Sewer plant plans proceed

Keith Bryant
One of the concrete-lined lagoons in the city's current sewer treatment facility.
Keith Bryant One of the concrete-lined lagoons in the city's current sewer treatment facility.

The city of Pea Ridge has completed the engineering phase and is working to secure financing for a new sewer treatment facility, to replace the current at-capacity facility.

Ken Hayes, manager of water utilities for the city, said "We're at capacity. We kind of got to the point a year ago we had no other choice."

While the current facility on Clark Street is rated to handle 300,000 gallons of waste water each day, he said, the city is currently producing between 305,000 and 310,000 -- while it continues to grow.

The new facility, he said, will cost roughly $5.5 million, and the city has worked to reduce costs and reuse as much infrastructure as possible. The end result, he said, will be a plant that can handle 1 million gallons per day, and an increase on residents' sewer bills intended to be $12.45 per month.

"It's just the cost of all the growth," he said. "We put this off as long as we can."

Once the project is financed, he said, he estimates construction will take roughly one year. He's expecting to have a plant mostly finished next spring, he said.

"When this is done," he said, "Pea Ridge can double again. We will not have a problem with capacity."

While the old facility, built in 1984, is a lagoon plant, which uses a series of aerated lagoons that clean the water almost entirely naturally, he said, the new facility will be an activated sludge plant, which cleans water far faster, and more thoroughly.

The lagoon plant, he said, takes 45 days to clean whatever water comes into it. It uses aerators to oxygenate the water and speed things up, but it mostly relies on natural processes. The activated sludge, by comparison, takes only a few days, he said.

The current system, he said, uses chlorine and filtration for the final cleansing, but this new facility will use UV light to kill bacteria instead, while reducing the number of chemicals pumped into Otter Creek.

Additionally, he said, lagoon plants tend to produce extremely large amounts of ammonia in the winter, and generally work more slowly when it's colder.

"Ammonia at a low level is not a problem," Hayes said, "but once you get above five parts per million, it kills baby fish."

Because the waste water ends up in Missouri, he said, the city does have to deal with Missouri's environmental regulations.
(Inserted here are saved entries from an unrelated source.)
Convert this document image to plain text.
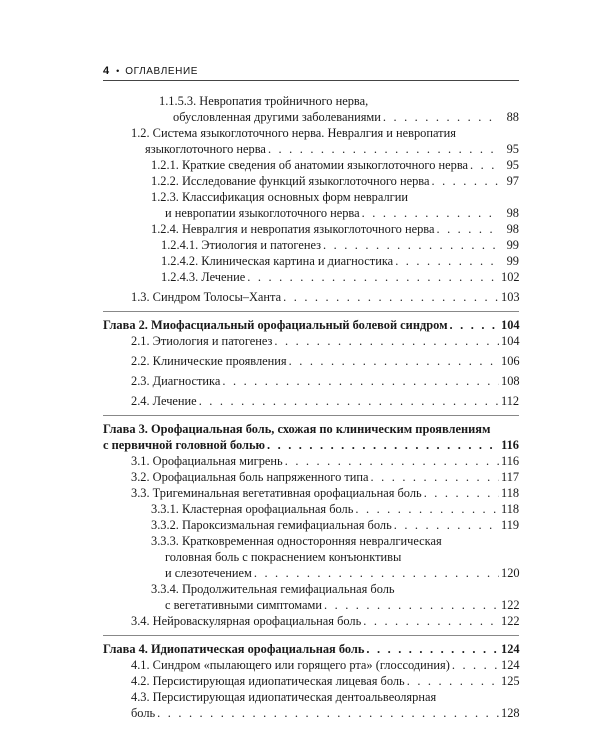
4 • ОГЛАВЛЕНИЕ
1.1.5.3. Невропатия тройничного нерва,
обусловленная другими заболеваниями . . .	88
1.2. Система языкоглоточного нерва. Невралгия и невропатия
языкоглоточного нерва . . .	95
1.2.1. Краткие сведения об анатомии языкоглоточного нерва . . .	95
1.2.2. Исследование функций языкоглоточного нерва . . .	97
1.2.3. Классификация основных форм невралгии
и невропатии языкоглоточного нерва . . .	98
1.2.4. Невралгия и невропатия языкоглоточного нерва . . .	98
1.2.4.1. Этиология и патогенез . . .	99
1.2.4.2. Клиническая картина и диагностика . . .	99
1.2.4.3. Лечение . . .	102
1.3. Синдром Толосы–Ханта . . .	103
Глава 2. Миофасциальный орофациальный болевой синдром . . .	104
2.1. Этиология и патогенез . . .	104
2.2. Клинические проявления . . .	106
2.3. Диагностика . . .	108
2.4. Лечение . . .	112
Глава 3. Орофациальная боль, схожая по клиническим проявлениям
с первичной головной болью . . .	116
3.1. Орофациальная мигрень . . .	116
3.2. Орофациальная боль напряженного типа . . .	117
3.3. Тригеминальная вегетативная орофациальная боль . . .	118
3.3.1. Кластерная орофациальная боль . . .	118
3.3.2. Пароксизмальная гемифациальная боль . . .	119
3.3.3. Кратковременная односторонняя невралгическая
головная боль с покраснением конъюнктивы
и слезотечением . . .	120
3.3.4. Продолжительная гемифациальная боль
с вегетативными симптомами . . .	122
3.4. Нейроваскулярная орофациальная боль . . .	122
Глава 4. Идиопатическая орофациальная боль . . .	124
4.1. Синдром «пылающего или горящего рта» (глоссодиния) . . .	124
4.2. Персистирующая идиопатическая лицевая боль . . .	125
4.3. Персистирующая идиопатическая дентоальвеолярная
боль . . .	128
About a decade ago, he said, Bentonville and several other cities built new wastewater facilities, in part to comply with these regulations. Missouri didn't bother Pea Ridge as much, he said, because it's a smaller city.

"We've been kind of the low flying plane under the radar," Hayes said. "They hit Bentonville pretty hard and pretty fast, but Bentonville has a lot more discharge into that stream than we do."

The city initially looked into doing this in 2009, he said, and at the time estimates suggested the city would pay more money and get less plant -- $7.6 million for a 500,000-gallon plant.

But the city has been aware it needs to be ready for this, he said. Recently, the main line to the sewage facility was replaced with a 30-inch pipe, he said, to prepare for additional growth.

But that's not to say the new plant going in will be without challenges. For one, he said, he needs to get his Wastewater 4 license to be able to operate the plant, and he'll be testing for it in March. This requirement, he said, is because the plant itself is more challenging to control.

Additionally, the city needs to secure financing as quickly as it can. The market, he said, is fairly volatile right now, and interest rates have been climbing drastically.

"Just one percentage on $5.5 million is a sizable chunk," Hayes said.

He's looked into rural development loans through the USDA, he said, and found that while they do have tighter requirements, including environmental studies, their interest rates are lower than he can find elsewhere -- 3 3/8 percent compared to around 5 percent.

The catch, he said, is that rate is only available this quarter, because the USDA sets its rates quarterly. This means the requirements have to be met before March, or that rate could increase. If the city has a lower rate and pays less on its new system per month, he said, those savings can be reflected in a smaller increase in residents' sewer bills.

"Engineers have a lot to do right now," he said.